The Internet Couldn’t Handle All the Data From the First Black Hole Photo
On Wednesday, astronomers announced that they’d captured the world’s first image of a black hole — and the internet couldn’t handle it. No, we’re not talking about black hole Shrek memes or snarky opinion pieces about how this image of an object 55 million light-years away was “so blurry.” We’re talking about how the internet literally couldn’t handle the quantity of data collected by the eight telescopes across five continents that make up the Event Horizon Telescope experiment that captured this image of the black hole at the center of the galaxy Messier 87.
Instead, the massive quantity of data collected by the radio antennae had to be flown on airplanes to central data centers where it could be cleaned and analyzed. So in addition to being a massive achievement of human ingenuity and understanding, one that confirmed several theories about black holes, the M87 black hole image was also a Herculean feat of data storage and management.
Over seven days in April 2017, the EHT experiment turned all eight telescopes toward M87. Synchronized by custom-made atomic clocks, they all started collecting the incoming radio signals from the distant black hole and logging the data on super-fast data recorders that had been built for this very task.
"There’s no internet that can compete with 5 petabytes of data on a plane."
“We had 5 petabytes of data recorded,” Dan Marrone, Ph.D., an associate professor of astronomy at the University of Arizona who specialized in data storage for the EHT experiment, told reporters on Wednesday.
“It amounts to more than half a ton of hard drives. Five petabytes is a lot of data: It’s equivalent to 5,000 years of MP3 files.”
Here’s why and how this one picture required the data equivalent of 1.39 billion copies of “Old Town Road” by Lil Nas X.

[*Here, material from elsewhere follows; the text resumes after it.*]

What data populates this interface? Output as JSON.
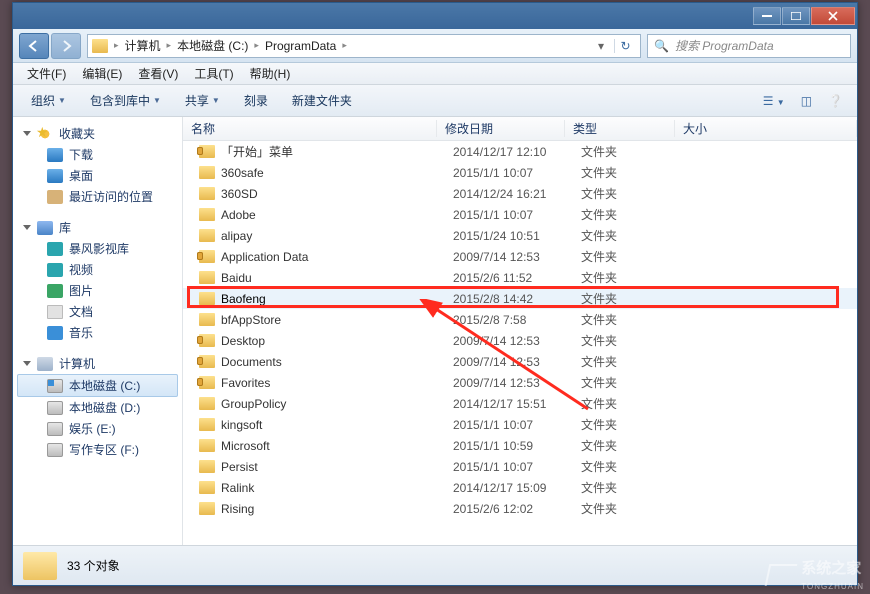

Eight Synchronized Telescopes
The EHT experiment employed a technique called very long baseline interferometry, which used the eight simultaneously recording telescopes to essentially turn the Earth into a single, rotating telescope dish. Each of these telescopes recorded raw incoming radio signals as tons of data.
In other words, it’s like if eight people took videos of the same far-away phenomenon from different angles, then put all of their videos together to make one really clear video. In this scenario, though, the object was really far away, and the telescopes were really far apart.
The advantage of this long baseline between telescopes is that the rotation of the Earth gave scientists shots of the black hole from eight simultaneous angles.
Cleaning the Data
Once all 1,000 pounds of hard drives were filled with these 5 petabytes of raw data, they were loaded onto airplanes and flown to two centralized “correlators,” located in Massachusetts and Germany.
“The fastest way to do that is not over the internet, it’s actually to put them on planes,” said Marrone. “There’s no internet that can compete with 5 petabytes of data on a plane.”
Adding to this challenge, the scientists had to wait until summer to send the hard drives from the South Pole Telescope, as the images were captured during Antarctica’s winter.
The correlators then began the job of syncing up all the data from the telescopes with each other. This means that supercomputers took all the raw observational data collected by the telescopes and used the atomic clock information to line them all up with one another, creating a seamless record of the wavefront of light from the black hole as it reached Earth.
Exchanging Tools With Silicon Valley
Chi-Kwan Chan, Ph.D., a computational astrophysicist at the University of Arizona who dealt with computation for the M87 imaging project, tells Inverse that once the correlators had cleaned the data, the task then got a lot more granular.
“After that step, people usually just use a work station and do the computations on them,” he says. “But the contribution I made was I brought cloud computing technology into the collaboration so we could launch many powerful virtual machines in the cloud to do data analysis and accelerate it.”
Chan and his team developed this software, which helped the EHT team clean the data even further to create the final, composite image, which is just a few hundred kilobytes. He’s hopeful that the tech industry will be able to use this software for network architecture in the future.
“In that sense we’re also giving back to society,” he says.
Notably, the University of Arizona’s computers that Chan and his team have used to run black hole simulations are based on graphics processing units, which are computationally very powerful. These are the same graphics cards that have come under extremely high demand as they’ve become popular among cryptocurrency miners. So just as the black hole project created software that will persist for others to use, it also took cues from a vastly different field of computer science, all in the name of discovery.
Ironically, Chan’s team used these powerful GPUs to simulate so many black holes in advance of the M87 observation, they already knew what to expect from the real black hole.
“We created a huge library of black hole images,” he says. “Because we saw so many of them and saw so many possibilities, we were not surprised when we saw the real one.”